For Jared Anderman of Croton-on-Hudson, New York, switching from gasoline-powered tools to power tools for lawn care was a no-brainer.
âI am concerned about climate change and wanted tools that are more environmentally friendly, and also quieter. I like to listen to music when I am gardening and that way I can enjoy music or a podcast while I am working, âhe said. âI could never do that with gasoline equipment. “
The biggest benefit of all, according to Anderman, is maintenance. âGasoline mowers are a pain. With power tools, they start right away and there is really no maintenance at all. It’s just about keeping the batteries charged, âhe says.
First, he bought an electric lawn mower. Then an electric hedge trimmer, a hedge trimmer and a leaf blower. âI don’t have an electric snowblower yet. But when I replace the gasoline snowblower, it will be an electric one, âhe says.
There is a quiet transformation underway in yards across the country. Long-standing complaints about the roar and fumes of leaf blowers, mowers and other gas-powered equipment have grown even louder as more people work from home due to the pandemic.
Meanwhile, the quality of zero to low emission electric landscaping equipment has improved markedly, with battery packs that last longer.
âThe batteries have changed a lot in the last year alone, and we’re there in terms of the technology. Now it’s just about getting the word out to professionals and consumers, âsays Kurt Morrell, associate vice president of horticultural operations at the New York Botanical Garden.
âLast year we were 90% electric on the hedge trimmers and this year it’s 100%. My guys won’t even touch a gasoline hedge trimmer anymore, âsays Morrell, who oversees the trimming of the garden’s 4,850 linear feet of hedges.
There are even self-contained lawn mowers like the Roomba vacuum cleaner.
âThey’re really taking off, and in the next four or five years you’ll see more and more robotic mowers in the private sector,â says Morrell.
Morrell, who also teaches aspiring landscaping professionals, says that while electric edgers and mowers are now as good as or better than the gas-guzzling versions, cordless electric leaf blowers are still a challenge “because they require a lot of speed and power, and the weight of the battery at this point is much heavier than gas.

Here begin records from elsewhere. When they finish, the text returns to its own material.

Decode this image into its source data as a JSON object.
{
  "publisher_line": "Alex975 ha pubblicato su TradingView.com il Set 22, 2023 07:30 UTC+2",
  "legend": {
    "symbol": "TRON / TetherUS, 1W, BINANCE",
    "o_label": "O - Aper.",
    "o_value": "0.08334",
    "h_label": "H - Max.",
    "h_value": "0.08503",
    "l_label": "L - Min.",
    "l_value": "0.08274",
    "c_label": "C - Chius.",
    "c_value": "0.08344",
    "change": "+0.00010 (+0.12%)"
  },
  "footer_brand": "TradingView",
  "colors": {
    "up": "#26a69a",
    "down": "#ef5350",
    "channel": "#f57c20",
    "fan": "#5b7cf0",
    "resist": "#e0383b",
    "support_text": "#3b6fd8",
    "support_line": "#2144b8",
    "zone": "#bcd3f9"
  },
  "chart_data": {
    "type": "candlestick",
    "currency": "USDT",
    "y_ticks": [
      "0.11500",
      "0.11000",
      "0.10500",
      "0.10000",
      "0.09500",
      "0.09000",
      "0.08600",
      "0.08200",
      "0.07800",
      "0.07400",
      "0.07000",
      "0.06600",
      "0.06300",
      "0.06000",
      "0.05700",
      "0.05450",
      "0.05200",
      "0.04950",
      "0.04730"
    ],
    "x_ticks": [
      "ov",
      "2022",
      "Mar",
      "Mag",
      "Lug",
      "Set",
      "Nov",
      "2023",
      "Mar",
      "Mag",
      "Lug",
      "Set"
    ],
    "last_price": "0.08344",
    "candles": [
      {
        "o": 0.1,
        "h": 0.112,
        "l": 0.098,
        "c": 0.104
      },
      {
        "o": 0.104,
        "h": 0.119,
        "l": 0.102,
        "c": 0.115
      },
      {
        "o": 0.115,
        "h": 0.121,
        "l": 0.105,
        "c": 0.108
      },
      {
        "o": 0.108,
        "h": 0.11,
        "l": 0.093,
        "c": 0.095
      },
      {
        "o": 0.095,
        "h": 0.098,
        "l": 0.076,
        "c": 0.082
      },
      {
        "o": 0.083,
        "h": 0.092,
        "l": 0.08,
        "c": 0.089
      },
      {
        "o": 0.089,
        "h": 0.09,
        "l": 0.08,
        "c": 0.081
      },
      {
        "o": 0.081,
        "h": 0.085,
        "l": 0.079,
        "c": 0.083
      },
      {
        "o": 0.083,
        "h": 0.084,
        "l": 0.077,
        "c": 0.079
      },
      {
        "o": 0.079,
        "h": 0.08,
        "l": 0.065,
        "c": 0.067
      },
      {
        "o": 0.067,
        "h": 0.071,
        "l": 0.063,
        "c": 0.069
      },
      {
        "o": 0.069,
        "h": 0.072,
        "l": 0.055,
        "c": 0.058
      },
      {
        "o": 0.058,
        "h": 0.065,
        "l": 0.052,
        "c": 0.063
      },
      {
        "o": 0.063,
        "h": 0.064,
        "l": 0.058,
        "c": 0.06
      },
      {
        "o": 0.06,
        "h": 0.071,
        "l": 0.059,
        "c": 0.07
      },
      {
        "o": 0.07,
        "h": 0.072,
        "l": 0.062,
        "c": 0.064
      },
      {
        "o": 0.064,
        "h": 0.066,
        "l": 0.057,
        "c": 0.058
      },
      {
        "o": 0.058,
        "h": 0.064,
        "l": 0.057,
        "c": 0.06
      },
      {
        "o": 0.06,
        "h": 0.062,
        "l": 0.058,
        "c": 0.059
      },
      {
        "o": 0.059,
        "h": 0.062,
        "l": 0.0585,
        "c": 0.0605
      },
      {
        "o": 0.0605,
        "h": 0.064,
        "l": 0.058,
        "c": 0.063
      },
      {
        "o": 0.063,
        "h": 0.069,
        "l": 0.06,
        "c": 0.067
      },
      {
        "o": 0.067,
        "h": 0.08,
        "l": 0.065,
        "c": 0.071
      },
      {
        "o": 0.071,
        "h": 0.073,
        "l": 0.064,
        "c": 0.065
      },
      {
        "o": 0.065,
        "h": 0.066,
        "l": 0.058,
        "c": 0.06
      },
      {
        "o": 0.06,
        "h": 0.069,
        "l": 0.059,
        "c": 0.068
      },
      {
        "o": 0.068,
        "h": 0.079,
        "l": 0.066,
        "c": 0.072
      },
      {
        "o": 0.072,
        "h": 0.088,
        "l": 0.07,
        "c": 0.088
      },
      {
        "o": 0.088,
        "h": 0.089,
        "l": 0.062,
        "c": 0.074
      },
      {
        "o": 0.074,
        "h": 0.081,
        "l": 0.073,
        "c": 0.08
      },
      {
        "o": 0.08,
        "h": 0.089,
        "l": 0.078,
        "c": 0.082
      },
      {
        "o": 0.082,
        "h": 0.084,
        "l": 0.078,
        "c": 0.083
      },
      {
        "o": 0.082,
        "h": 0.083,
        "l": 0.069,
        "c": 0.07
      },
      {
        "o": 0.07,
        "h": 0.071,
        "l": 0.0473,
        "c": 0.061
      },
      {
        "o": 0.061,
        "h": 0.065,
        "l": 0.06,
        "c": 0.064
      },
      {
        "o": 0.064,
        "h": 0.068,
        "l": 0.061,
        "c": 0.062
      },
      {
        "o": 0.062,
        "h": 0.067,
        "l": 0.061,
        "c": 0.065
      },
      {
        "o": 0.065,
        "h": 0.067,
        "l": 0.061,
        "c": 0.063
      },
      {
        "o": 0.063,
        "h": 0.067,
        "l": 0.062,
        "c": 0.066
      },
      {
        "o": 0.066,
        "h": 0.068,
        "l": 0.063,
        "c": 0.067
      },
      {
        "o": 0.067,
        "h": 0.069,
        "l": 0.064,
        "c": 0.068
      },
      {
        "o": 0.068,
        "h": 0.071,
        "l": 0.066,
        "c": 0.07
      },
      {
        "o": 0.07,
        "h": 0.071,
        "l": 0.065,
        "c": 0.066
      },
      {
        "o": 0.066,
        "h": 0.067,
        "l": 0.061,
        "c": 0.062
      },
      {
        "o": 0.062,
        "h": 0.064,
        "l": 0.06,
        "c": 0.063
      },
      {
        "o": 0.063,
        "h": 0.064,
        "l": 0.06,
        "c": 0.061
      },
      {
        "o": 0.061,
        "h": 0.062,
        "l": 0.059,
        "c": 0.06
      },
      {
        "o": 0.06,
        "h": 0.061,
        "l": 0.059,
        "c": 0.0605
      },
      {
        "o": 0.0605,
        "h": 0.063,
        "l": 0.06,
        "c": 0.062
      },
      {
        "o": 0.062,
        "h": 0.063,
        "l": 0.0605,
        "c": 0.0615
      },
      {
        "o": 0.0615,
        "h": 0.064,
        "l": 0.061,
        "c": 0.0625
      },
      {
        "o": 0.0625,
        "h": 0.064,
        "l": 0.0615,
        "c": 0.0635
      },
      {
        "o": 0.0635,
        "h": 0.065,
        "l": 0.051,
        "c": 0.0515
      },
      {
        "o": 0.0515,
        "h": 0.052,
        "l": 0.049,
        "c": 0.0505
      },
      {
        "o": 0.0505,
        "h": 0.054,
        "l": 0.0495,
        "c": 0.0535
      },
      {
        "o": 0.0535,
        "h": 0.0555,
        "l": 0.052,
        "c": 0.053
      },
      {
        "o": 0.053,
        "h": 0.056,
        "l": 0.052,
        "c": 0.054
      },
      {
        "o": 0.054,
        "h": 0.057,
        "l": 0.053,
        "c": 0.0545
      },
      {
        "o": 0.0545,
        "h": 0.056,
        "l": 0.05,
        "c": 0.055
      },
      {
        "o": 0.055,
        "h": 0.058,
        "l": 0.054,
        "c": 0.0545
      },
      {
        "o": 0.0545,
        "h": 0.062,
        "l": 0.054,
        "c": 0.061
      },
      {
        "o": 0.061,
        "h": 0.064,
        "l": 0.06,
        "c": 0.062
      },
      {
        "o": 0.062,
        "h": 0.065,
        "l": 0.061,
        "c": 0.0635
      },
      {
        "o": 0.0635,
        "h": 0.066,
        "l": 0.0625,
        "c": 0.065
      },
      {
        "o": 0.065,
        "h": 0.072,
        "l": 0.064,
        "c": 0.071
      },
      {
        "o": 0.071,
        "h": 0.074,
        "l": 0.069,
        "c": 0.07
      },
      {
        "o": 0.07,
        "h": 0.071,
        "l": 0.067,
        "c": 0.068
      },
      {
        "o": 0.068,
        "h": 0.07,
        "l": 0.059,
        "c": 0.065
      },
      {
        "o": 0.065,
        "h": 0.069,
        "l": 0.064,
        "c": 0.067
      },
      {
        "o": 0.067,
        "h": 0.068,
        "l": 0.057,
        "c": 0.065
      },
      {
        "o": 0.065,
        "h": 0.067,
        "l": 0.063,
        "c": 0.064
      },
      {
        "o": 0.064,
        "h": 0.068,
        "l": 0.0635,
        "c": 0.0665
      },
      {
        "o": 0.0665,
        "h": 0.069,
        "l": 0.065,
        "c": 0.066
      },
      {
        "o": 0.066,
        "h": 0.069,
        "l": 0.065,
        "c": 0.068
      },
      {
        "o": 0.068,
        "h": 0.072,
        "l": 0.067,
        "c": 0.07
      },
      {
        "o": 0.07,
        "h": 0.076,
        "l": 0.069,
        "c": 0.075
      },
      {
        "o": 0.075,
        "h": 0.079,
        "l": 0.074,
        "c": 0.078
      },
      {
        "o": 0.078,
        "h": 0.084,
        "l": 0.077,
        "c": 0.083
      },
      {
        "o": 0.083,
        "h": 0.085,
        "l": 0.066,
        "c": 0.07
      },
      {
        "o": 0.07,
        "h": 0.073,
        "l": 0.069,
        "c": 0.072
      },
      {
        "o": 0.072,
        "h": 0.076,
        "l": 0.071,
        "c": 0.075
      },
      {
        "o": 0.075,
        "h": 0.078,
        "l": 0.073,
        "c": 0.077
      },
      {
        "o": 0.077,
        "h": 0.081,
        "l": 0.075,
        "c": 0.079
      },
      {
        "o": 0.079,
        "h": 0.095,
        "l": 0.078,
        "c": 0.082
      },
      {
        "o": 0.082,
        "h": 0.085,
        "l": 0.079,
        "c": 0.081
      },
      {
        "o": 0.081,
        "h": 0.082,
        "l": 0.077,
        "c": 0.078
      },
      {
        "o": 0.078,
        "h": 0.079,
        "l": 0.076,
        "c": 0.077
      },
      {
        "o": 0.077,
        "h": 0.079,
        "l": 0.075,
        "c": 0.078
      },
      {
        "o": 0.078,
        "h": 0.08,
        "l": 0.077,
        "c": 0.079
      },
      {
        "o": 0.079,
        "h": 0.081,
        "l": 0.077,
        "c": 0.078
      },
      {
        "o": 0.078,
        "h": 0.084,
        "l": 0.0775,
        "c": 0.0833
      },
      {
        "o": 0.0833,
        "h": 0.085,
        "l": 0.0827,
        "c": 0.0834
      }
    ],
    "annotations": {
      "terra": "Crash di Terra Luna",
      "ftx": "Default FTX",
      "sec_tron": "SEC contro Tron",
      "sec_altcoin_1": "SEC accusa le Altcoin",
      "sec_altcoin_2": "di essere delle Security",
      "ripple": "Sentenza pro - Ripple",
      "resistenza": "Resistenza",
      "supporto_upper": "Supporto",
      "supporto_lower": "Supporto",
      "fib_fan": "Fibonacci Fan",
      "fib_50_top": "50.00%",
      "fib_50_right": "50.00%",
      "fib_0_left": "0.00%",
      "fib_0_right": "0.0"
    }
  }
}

But technology is changing rapidly, says Morrell. âWhen I teach my landscaping management students, who are going to manage large landscapes, I know they will be using electrical equipment,â he says.
Power tools and some cleaner gas options only re-think many lawn care practices and their effects on the environment.
Many gardeners and landscapers are moving away from “a hyper-managed leaf drying standard”, for example, in favor of “just letting the leaves be leaves, some of them remaining on the ground,” says Daniel Mabe , founder of the American Green Zone Alliance, which offers low-carbon landscaping certification to homes, businesses and organizations across the country.
According to experts, leaving more leaves, plant stems and other garden debris to cover garden beds during the winter helps soil, insects and other wildlife.
When power tools are needed, the switch from gas to electric is reminiscent of the trend towards electric cars.
According to the California Air Resources Board, a department of the California Environmental Protection Agency, running a gasoline leaf blower for an hour can create as much smog-forming pollution as driving a 1,100-mile Toyota Camry. .
The battery-powered lawn equipment industry is growing at a rate three times faster than that of gas, according to Freedonia Group, a division of MarketResearch.com.
âIn terms of residential adoption of electric landscaping equipment, at least here in California, it’s already about 50%,â says Mabe.
He finds greater resistance to electrical equipment among professional landscaping companies than among residential consumers. But he estimates that there are at least 200 âall-electricâ landscaping companies today. Many of them use robotic technology, program and maintain the lawn equivalent of Roomba.
Andrew Bray, vice president of government relations for the National Association of Professional Landscapers in Fairfax, Va., Said, âThe transition to electricity is inevitable and most landscapers try out this equipment all the time. But while the technology is already here for homeowners – and I use electrical equipment in the home myself – the technology is not yet there for most of the commercial sector.
âWith leaf blowers, for example, they don’t yet have the battery power needed for commercial use,â he says.
And he said there are cost and infrastructure hurdles for professional landscapers looking to switch from gas to electricity.
âSince battery packs are not interchangeable between tool brands, you will need to modernize your entire workshop so that everything is the same brand. You will also likely need to upgrade the power of your workshop’s electrical system, as an average crew would need around 36 batteries, âhe says.
Yet the electric momentum is growing. Stanley Black & Decker, a leading manufacturer of outdoor products, estimates that the volume of electric landscaping equipment shipped by North American manufacturers has grown from 9 million units in 2015 to over 16 million units. million last year, an increase of over 75% over the past five years. years.
âWe continue to innovate in wireless (electrical) products focused on providing high performance while having less noise and zero emissions in use,â said John Wyatt, senior vice president of Stanley Outdoor.